我正在尝试将 c 代码中的以下卡方函数转换为 SSE2 内部函数

我得到了这两个函数的正确输出。我使用我生成的一些随机 4KB 数据测量了两个函数运行所需的时间，平均而言，我看到大约 70-90 毫秒的性能改进

我只是想知道我是否缺少任何进一步的优化，可以进一步提高性能。任何关于这方面的线索都会有所帮助

普通 C 代码：

int observed[256] = {0};
        double chiSquare = 0.0;
        double expected = (double)size / 256; // Constant expected value
        // Calculate frequency of each byte value
        for (int i = 0; i < size; i++) {
            observed[data[i]]++;
        }
        // Calculate the chi-square statistic
        for (int i = 0; i < 256; i++) {
                double diff = observed[i] - expected;
                chiSquare += (diff * diff) / expected;
        }
        return chiSquare;

SSE2 内部函数：

int observed[256] = {0};
        const double expected = (double)size / 256;  // Make 'expected' a constant
        double chiSquare = 0.0;
        // Process data in 16-byte (128-bit) chunks
        for (int i = 0; i < size; i += 16) {
            __m128i dataChunk = _mm_loadu_si128((__m128i*)(data + i));
            // Unpack 8-bit values into 16-bit values for counting
            __m128i dataUnpacked = _mm_unpacklo_epi8(dataChunk, _mm_setzero_si128());
            // Extract and process 8 values in parallel
            for (int j = 0; j <= 1; j++) {
                uint16_t values[8];
                _mm_storeu_si128((__m128i*)values, dataUnpacked);
                for (int k = 0; k < 8; k++) {
                    observed[values[k]]++;
                }
                dataUnpacked = _mm_unpackhi_epi8(dataChunk, _mm_setzero_si128());
            }
        }
        // Calculate the chi-square statistic using SSE2 intrinsics
        __m128d sum = _mm_setzero_pd();
        for (int i = 0; i < 256; i += 2) {
            __m128d observedVec = _mm_set_pd(observed[i + 1], observed[i]);
            __m128d diff = _mm_sub_pd(observedVec, _mm_set1_pd(expected));
            __m128d squaredDiff = _mm_mul_pd(diff, diff);
            __m128d result = _mm_div_pd(squaredDiff, _mm_set1_pd(expected));
            sum = _mm_add_pd(sum, result);
        }
        // Sum up the results in the sum
        double sumArray[2];
        _mm_storeu_pd(sumArray, sum);
        for (int i = 0; i < 2; i++) {
            chiSquare += sumArray[i];
        }
        return chiSquare;
        }**

C 优化 SSE 内部函数 SSE2

0赞 Peter Cordes 9/4/2023

最明显的是，这是一个常数，所以你可以在循环之后除以它。
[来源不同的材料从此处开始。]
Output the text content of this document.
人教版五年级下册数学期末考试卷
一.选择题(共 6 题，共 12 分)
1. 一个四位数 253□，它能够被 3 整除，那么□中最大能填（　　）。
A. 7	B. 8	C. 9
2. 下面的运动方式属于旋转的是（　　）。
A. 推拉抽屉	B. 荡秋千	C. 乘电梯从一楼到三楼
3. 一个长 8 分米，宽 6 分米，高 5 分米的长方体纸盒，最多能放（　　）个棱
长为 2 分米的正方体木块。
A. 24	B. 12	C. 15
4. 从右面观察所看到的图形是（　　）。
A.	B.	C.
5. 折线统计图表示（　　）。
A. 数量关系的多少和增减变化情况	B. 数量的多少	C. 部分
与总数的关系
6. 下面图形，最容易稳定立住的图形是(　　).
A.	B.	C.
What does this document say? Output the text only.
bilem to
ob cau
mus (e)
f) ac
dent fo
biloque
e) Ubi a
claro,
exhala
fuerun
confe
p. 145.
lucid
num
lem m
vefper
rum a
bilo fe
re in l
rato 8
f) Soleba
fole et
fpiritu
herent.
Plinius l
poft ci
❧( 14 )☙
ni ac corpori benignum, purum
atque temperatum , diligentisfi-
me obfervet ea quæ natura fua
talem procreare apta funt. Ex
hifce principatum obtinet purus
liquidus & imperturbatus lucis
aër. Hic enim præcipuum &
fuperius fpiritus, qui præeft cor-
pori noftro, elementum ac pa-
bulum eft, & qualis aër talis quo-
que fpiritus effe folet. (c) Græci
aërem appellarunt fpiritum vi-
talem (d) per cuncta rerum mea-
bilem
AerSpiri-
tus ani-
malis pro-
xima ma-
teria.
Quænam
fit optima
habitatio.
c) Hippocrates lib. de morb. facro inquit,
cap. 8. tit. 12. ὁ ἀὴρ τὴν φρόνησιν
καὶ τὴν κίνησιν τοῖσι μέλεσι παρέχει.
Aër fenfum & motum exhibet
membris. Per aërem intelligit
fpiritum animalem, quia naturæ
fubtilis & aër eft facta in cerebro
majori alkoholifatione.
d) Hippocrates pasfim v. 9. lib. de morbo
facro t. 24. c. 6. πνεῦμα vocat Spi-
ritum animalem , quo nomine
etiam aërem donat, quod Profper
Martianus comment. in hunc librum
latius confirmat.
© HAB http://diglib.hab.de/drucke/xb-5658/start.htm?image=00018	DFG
使用浮点数学，这甚至不会导致任何精度损失，因为更大的幅度意味着更高的指数。另外，还不够精确吗？这样一来，您就可以在每条指令中执行两倍的元素，并使打包的转换更加高效。（你现在正在做的事情，用，可能编译效率低下;至少使用和）。expectedfloat__m128i__m128_mm_set_pd_mm_loadu_si64_mm_cvtepi32_pd

0赞 Peter Cordes 9/4/2023

此外，您可以在转换前用整数进行减法，从而减轻 FP 数学执行端口的压力，这应该是瓶颈。或者，如果您展开以隐藏 FP 添加延迟（为什么 mulss 在 Haswell 上只需要 3 个周期，这与 Agner 的指令表不同？（使用多个累加器展开 FP 循环））。（当然，在将分界线从循环中吸收出来之后，吞吐量瓶颈可能与 FP 添加延迟瓶颈一样大或更大。_mm_sub_epi32

0赞 tstanisl 9/4/2023

除法在现代处理器上很慢，请考虑用乘以代替。_mm_div_pd1.0 / expected

1赞 chtz 9/4/2023

除了避免在第二个循环中除法外，最大的问题是计算直方图，这对于 SIMD 来说并非易事。一些相关问题：stackoverflow.com/questions/30970060/... stackoverflow.com/questions/12985949/......

0赞 Sanku 9/4/2023

@PeterCordes 首先感谢您的建议。在我尝试了您的所有建议后，我会更新我的帖子。

答：

1赞 Simon Goater 9/4/2023 #1

在我的 Westmere i5 笔记本电脑上，您的 SSE2 版本的函数基准测试速度比标量函数慢（~25%）。我在我的机器上对标量函数的性能进行了轻微的改进（~20% 的 4KB 数据）。此外，SSE2 函数不适用于所有“大小”值，我相信您已经知道了。无论如何，我的函数如下。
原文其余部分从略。